Vingt pays, arabes et musulmans, participent à ces manœuvres, à l’invitation de l’Arabie Saoudite, a déclaré le chef d'état-major de l’opération, Abderrahmane al-Banyane, lors d’un discours prononcé à l’occasion. Il s’agit, dit-il, du "plus grand rassemblement militaire arabo-musulman dans la région".
"C’est aussi l’un des plus grands exercices militaires au monde par le nombre des forces qui y participent et l’étendue de la zone des manœuvres", a-t-il poursuivi.

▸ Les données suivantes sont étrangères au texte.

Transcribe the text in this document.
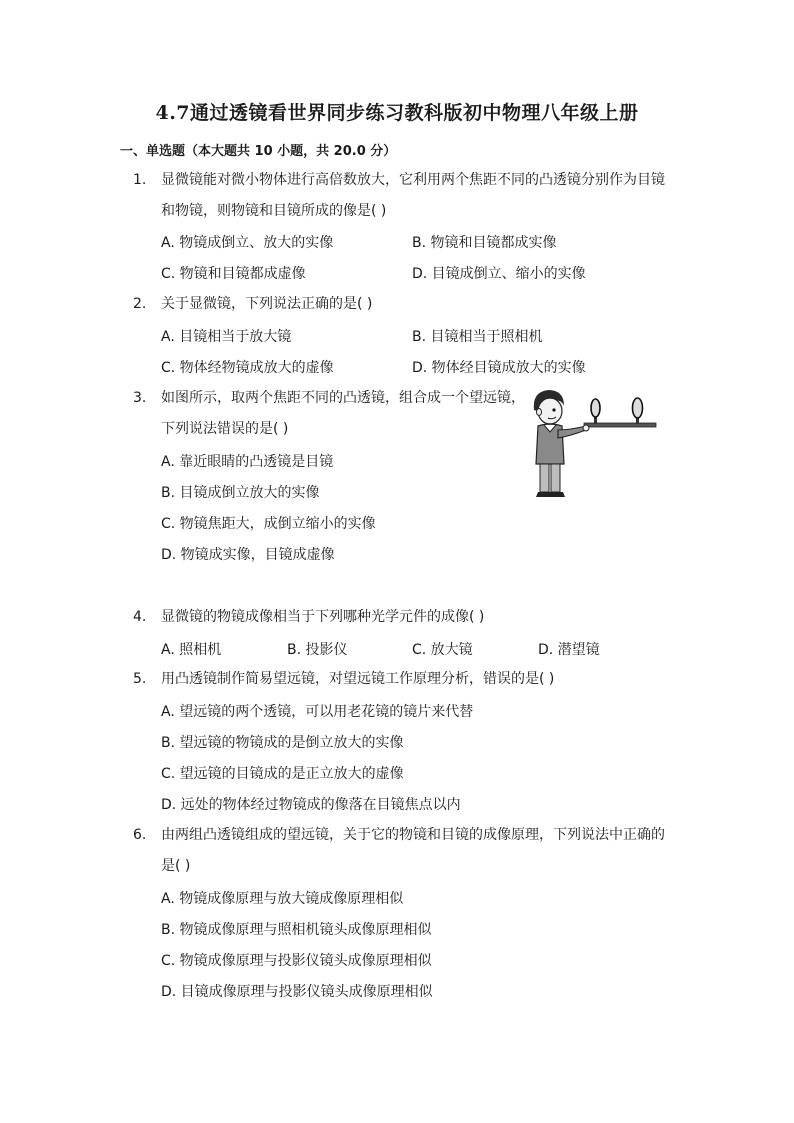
4.7通过透镜看世界同步练习教科版初中物理八年级上册
一、单选题（本大题共 10 小题，共 20.0 分）
1.	显微镜能对微小物体进行高倍数放大，它利用两个焦距不同的凸透镜分别作为目镜和物镜，则物镜和目镜所成的像是( )
A. 物镜成倒立、放大的实像	B. 物镜和目镜都成实像
C. 物镜和目镜都成虚像	D. 目镜成倒立、缩小的实像
2.	关于显微镜，下列说法正确的是( )
A. 目镜相当于放大镜	B. 目镜相当于照相机
C. 物体经物镜成放大的虚像	D. 物体经目镜成放大的实像
3.	如图所示，取两个焦距不同的凸透镜，组合成一个望远镜，下列说法错误的是( )
A. 靠近眼睛的凸透镜是目镜
B. 目镜成倒立放大的实像
C. 物镜焦距大，成倒立缩小的实像
D. 物镜成实像，目镜成虚像
4.	显微镜的物镜成像相当于下列哪种光学元件的成像( )
A. 照相机	B. 投影仪	C. 放大镜	D. 潜望镜
5.	用凸透镜制作简易望远镜，对望远镜工作原理分析，错误的是( )
A. 望远镜的两个透镜，可以用老花镜的镜片来代替
B. 望远镜的物镜成的是倒立放大的实像
C. 望远镜的目镜成的是正立放大的虚像
D. 远处的物体经过物镜成的像落在目镜焦点以内
6.	由两组凸透镜组成的望远镜，关于它的物镜和目镜的成像原理，下列说法中正确的是( )
A. 物镜成像原理与放大镜成像原理相似
B. 物镜成像原理与照相机镜头成像原理相似
C. 物镜成像原理与投影仪镜头成像原理相似
D. 目镜成像原理与投影仪镜头成像原理相似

L’Arabie Saoudite considère le "Tonnerre du Nord" comme le deuxième plus grand rassemblement de forces mixtes dans la région, depuis l’opération "Tempête du désert", menée en 1991 pour mettre fin à l’occupation du Koweït par l’Irak.
Le conseiller du ministre saoudien de la Défense, Ahmed Assiri, avait confirmé, lundi dernier, lors d’une conférence de presse, que les manœuvres du "Tonnerre du Nord" ne sont pas dirigées contre l’Iran, mais elles sont destinées à améliorer les capacités de combat des pays membres de cette opération.
Assiri avait souligné que la sécurité de l’Arabie Saoudite et des pays du Golfe est une "ligne rouge" à ne pas franchir.
Les manœuvres se sont déroulées en présence des chefs d’Etat de onze pays, à savoir l’Arabie saoudite, le Koweït, le Qatar, l’Egypte, le Soudan, Djibouti, la Mauritanie, le Yémen, le Tchad, les Comores et le Sénégal.
Des chefs de gouvernements, des princes héritiers et des ministres de la Défense ont également assisté à cette cérémonie de clôture dont le vice-président des Emirats Arabes Unis, Mohammed ben Rachid Al Maktoum, et le Premier ministre marocain, Abdel-Ilah Benkiran.